4. Existing restorations
Diet can also stain restorative materials, but whitening doesn't work the same way on resin that it does on teeth. Composite resin discoloration can happen at three levels: the surface, subsurface, and intrinsic.
A solution of 15% carbamide peroxide bleach is effective in returning composite stained with both wine and coffee to its baseline color. But patients should be advised that there may be a mismatch between their resin composite restorations and their natural dentition following bleaching treatments.
Are whitening results sustainable?
Many patients ask about the longevity of their whitening results.

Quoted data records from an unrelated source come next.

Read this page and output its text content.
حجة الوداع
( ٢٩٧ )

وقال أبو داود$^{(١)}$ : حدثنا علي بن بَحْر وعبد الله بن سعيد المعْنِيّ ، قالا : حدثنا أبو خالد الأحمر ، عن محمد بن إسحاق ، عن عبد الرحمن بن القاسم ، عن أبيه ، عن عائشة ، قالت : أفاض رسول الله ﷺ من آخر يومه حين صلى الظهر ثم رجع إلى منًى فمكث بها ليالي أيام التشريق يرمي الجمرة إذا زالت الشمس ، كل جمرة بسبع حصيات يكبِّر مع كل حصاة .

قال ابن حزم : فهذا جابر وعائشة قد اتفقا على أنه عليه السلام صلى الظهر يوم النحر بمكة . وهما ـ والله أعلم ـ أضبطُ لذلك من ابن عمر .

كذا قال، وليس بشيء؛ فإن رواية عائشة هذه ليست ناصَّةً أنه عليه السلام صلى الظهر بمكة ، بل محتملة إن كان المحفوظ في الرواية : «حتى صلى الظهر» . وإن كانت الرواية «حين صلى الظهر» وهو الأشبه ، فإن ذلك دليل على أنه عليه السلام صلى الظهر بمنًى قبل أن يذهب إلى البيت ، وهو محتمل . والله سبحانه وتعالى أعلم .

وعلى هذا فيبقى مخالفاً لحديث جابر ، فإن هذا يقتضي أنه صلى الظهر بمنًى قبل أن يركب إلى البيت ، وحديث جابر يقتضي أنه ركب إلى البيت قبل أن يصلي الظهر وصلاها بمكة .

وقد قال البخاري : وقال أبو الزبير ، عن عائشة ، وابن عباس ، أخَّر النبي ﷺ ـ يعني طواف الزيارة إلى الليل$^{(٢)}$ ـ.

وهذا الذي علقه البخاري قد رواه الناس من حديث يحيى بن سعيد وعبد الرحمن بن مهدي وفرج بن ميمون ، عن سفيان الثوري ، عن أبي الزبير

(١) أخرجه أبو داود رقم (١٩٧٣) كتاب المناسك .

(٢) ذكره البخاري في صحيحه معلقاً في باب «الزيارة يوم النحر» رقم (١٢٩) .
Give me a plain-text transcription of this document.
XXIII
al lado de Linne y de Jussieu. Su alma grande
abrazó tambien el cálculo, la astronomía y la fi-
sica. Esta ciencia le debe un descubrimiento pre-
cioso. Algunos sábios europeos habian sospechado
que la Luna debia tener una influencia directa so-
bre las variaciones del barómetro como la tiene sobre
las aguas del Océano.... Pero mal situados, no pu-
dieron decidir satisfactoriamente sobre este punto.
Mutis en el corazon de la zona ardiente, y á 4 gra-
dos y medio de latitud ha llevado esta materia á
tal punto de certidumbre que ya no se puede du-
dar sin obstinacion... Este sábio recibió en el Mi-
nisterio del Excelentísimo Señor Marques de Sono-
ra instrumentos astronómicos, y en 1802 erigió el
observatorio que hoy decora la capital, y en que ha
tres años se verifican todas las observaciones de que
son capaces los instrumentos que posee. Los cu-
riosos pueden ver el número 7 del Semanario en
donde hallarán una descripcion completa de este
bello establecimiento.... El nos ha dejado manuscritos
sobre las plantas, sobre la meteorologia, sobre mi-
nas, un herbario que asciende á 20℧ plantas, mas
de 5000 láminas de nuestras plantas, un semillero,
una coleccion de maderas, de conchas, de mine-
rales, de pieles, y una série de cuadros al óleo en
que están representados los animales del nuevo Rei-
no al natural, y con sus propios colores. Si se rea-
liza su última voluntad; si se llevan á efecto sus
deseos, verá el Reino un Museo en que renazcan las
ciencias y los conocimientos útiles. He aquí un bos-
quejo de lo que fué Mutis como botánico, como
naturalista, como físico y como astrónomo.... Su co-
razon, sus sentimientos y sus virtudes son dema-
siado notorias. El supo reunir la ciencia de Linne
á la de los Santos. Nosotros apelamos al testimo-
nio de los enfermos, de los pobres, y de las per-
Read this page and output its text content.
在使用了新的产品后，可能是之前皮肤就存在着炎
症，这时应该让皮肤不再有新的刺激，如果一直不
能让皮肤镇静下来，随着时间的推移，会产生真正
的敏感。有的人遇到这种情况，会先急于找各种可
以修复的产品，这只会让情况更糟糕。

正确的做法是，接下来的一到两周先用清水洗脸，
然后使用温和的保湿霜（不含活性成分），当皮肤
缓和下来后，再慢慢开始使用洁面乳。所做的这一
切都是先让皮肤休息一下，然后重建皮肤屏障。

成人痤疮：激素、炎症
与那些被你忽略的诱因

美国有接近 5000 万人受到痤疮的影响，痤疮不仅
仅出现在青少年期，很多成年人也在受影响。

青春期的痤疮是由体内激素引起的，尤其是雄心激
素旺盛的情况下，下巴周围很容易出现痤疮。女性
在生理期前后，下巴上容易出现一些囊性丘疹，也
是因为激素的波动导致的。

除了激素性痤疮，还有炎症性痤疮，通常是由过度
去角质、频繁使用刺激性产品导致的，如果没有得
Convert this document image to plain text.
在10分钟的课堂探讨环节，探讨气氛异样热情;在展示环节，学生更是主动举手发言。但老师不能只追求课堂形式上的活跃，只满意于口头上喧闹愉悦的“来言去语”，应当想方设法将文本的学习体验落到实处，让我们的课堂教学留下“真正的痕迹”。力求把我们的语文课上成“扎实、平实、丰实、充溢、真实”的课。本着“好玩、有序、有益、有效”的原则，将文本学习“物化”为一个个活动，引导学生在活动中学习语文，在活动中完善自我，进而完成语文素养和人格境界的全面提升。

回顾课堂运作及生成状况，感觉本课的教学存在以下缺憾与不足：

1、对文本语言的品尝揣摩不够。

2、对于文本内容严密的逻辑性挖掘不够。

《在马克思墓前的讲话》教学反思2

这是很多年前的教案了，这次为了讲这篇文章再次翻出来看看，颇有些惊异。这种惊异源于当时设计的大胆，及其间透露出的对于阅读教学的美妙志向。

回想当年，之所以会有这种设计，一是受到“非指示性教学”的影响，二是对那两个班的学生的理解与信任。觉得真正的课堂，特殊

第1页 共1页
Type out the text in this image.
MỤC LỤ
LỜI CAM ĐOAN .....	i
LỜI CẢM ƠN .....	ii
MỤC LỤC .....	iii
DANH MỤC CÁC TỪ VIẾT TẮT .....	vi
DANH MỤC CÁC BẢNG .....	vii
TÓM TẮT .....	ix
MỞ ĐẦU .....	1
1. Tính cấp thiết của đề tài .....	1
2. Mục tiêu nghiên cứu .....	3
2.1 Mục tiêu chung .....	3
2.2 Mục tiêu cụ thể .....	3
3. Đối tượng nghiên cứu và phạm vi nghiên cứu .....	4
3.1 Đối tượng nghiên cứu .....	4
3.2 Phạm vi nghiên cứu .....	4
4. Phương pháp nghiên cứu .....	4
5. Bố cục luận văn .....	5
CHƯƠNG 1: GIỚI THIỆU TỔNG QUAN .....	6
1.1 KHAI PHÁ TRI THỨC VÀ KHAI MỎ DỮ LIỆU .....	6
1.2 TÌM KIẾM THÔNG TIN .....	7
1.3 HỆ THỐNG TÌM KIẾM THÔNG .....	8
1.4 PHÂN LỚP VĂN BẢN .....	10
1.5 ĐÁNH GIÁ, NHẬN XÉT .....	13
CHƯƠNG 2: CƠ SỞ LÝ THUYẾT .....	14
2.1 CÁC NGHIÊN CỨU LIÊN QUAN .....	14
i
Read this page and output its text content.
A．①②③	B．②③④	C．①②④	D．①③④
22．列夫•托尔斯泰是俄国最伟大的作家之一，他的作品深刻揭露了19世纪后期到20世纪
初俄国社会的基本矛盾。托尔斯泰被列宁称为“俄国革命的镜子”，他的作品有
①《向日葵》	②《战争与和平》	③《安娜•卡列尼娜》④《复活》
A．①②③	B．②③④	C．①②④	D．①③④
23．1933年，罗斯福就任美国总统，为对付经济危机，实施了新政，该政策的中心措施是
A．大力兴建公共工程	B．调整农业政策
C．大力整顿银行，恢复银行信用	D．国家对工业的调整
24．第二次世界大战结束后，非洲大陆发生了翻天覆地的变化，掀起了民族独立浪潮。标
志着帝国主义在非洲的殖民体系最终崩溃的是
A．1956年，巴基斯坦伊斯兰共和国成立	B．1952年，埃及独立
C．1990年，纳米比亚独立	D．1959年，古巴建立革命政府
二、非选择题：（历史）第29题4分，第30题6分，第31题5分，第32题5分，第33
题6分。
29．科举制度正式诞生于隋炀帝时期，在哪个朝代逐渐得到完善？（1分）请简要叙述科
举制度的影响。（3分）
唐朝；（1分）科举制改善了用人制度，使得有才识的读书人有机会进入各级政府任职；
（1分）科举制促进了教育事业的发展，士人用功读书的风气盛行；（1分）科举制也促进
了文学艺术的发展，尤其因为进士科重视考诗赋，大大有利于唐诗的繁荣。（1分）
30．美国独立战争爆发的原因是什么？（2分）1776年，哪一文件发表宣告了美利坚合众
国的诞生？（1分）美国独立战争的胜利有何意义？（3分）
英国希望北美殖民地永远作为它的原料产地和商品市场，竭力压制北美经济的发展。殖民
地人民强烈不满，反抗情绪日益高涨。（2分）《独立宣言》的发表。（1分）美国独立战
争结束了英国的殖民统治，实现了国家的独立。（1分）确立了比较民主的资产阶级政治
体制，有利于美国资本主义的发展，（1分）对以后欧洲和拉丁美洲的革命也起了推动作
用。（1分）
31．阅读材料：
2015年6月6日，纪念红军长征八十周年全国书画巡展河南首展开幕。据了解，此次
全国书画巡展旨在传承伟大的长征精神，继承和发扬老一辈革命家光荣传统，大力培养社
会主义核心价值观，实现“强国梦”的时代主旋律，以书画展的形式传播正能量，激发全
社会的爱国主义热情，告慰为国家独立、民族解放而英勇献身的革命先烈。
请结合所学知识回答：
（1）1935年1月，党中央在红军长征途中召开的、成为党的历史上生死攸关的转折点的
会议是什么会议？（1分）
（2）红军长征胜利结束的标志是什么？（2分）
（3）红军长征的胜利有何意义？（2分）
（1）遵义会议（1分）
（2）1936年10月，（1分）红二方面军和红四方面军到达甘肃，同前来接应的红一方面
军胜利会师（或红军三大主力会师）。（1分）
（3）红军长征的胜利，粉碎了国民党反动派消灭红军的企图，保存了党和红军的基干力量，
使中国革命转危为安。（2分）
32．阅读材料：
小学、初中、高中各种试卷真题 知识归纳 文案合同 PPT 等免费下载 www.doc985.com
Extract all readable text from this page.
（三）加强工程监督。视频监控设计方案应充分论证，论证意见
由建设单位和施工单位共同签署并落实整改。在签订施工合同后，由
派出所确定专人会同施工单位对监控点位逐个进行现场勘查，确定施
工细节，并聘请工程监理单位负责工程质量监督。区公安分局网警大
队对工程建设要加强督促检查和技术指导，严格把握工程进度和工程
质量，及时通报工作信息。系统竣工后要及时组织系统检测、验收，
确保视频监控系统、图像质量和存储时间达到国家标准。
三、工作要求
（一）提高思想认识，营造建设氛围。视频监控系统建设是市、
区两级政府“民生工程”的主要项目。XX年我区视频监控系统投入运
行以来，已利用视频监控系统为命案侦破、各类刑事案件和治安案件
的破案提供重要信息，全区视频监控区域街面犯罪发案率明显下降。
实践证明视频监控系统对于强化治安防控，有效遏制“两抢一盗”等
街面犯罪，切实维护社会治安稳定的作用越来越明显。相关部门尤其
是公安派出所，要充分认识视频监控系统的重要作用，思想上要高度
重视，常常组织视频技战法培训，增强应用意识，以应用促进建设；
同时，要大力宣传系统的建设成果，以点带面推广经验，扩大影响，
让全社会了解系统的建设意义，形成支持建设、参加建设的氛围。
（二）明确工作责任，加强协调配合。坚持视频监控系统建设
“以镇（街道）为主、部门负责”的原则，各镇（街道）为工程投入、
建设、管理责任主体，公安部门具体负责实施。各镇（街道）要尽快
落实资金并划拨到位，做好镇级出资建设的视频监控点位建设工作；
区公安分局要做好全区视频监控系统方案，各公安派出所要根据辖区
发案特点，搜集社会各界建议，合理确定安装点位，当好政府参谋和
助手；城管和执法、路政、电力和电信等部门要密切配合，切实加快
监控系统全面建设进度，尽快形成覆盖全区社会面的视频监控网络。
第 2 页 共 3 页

The paper's authors urge dentists to use caution when answering this question. The rate of color relapse post-treatment is unpredictable and dependent on the patient's frequency of consuming dietary pigments, their smoking habits, and maintenance of oral hygiene.
Whitening can also have side effects, and the severity depends on the technique used, the concentration of the whitening agent, and the duration of treatment. Tooth sensitivity is common and often lasts two to three days following treatment. It is believed to be a result of byproducts of bleaching agents diffusing through the dentinal tubules and inducing a transient pulpal reaction.
Gingival irritation may also occur with teeth whitening. Failed gingival barrier protection in in-office bleaching is the leading cause of gingival irritation, though it can also occur when patients use excessive amounts of bleaching material that overflow out of the whitening tray. The irritation is often tolerable, self-limiting, and not a barrier to treatment completion.